Les causes directes peuvent aussi venir de diverses pressions sur les pêcheurs, à savoir : les pressions de surveillance, qui poussent les braconniers à abandonner des engins; les pressions opérationnelles (y compris celles qui sont dues au mauvais temps), qui augmentent le risque d’abandon ou de rejet de matériel de pêche; la pression économique, qui entraîne le choix de rejeter à la mer le matériel inutilisable, plutôt que de l’éliminer une fois à quai; et les pressions spatiales, qui entraînent la perte ou les dégâts aux engins de pêche suite à des conflits portant sur les engins de pêche. Les causes indirectes comprennent le manque d’installations de collecte de déchets marin à terre, ainsi que leur accessibilité et le coût de leur utilisation.
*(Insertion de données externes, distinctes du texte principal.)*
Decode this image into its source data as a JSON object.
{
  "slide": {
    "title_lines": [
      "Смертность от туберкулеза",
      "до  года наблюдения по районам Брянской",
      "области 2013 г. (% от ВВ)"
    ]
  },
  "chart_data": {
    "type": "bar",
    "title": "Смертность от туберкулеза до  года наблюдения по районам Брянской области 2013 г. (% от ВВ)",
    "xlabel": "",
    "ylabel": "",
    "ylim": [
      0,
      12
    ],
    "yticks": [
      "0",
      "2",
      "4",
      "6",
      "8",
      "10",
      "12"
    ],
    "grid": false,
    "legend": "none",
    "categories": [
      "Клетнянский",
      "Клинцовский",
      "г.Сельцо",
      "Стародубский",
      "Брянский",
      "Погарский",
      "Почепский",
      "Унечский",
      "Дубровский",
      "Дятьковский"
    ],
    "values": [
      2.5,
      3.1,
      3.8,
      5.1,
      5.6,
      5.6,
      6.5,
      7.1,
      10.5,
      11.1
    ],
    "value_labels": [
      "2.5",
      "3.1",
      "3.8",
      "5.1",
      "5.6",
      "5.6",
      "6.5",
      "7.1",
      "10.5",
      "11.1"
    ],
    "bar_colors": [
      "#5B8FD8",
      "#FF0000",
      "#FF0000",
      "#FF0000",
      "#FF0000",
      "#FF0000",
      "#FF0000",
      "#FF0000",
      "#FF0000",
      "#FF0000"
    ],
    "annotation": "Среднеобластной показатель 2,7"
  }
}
Les tentatives de chiffrage global des déchets marins ne produisent qu’une approche grossière des EPAPR, qui représentent en volume, selon la FAO, moins de 10 % de l’ensemble des déchets marins, tandis que les sources terrestres de déchets marins sont l’origine prédominante en zone côtière.

Notons que les engins de pêche abandonnés, perdus ou rejetés tendent à converger et à s’accumuler dans des zones océaniques, où ils restent souvent durant de longues périodes. Les concentrations massives de déchets marins dans des zones telles que la zone de convergence équatoriale sont plus particulièrement préoccupantes, créant de véritables «radeaux» de déchets divers et variés, tels que différents plastiques, cordages, filets de pêche et déchets liés au fret.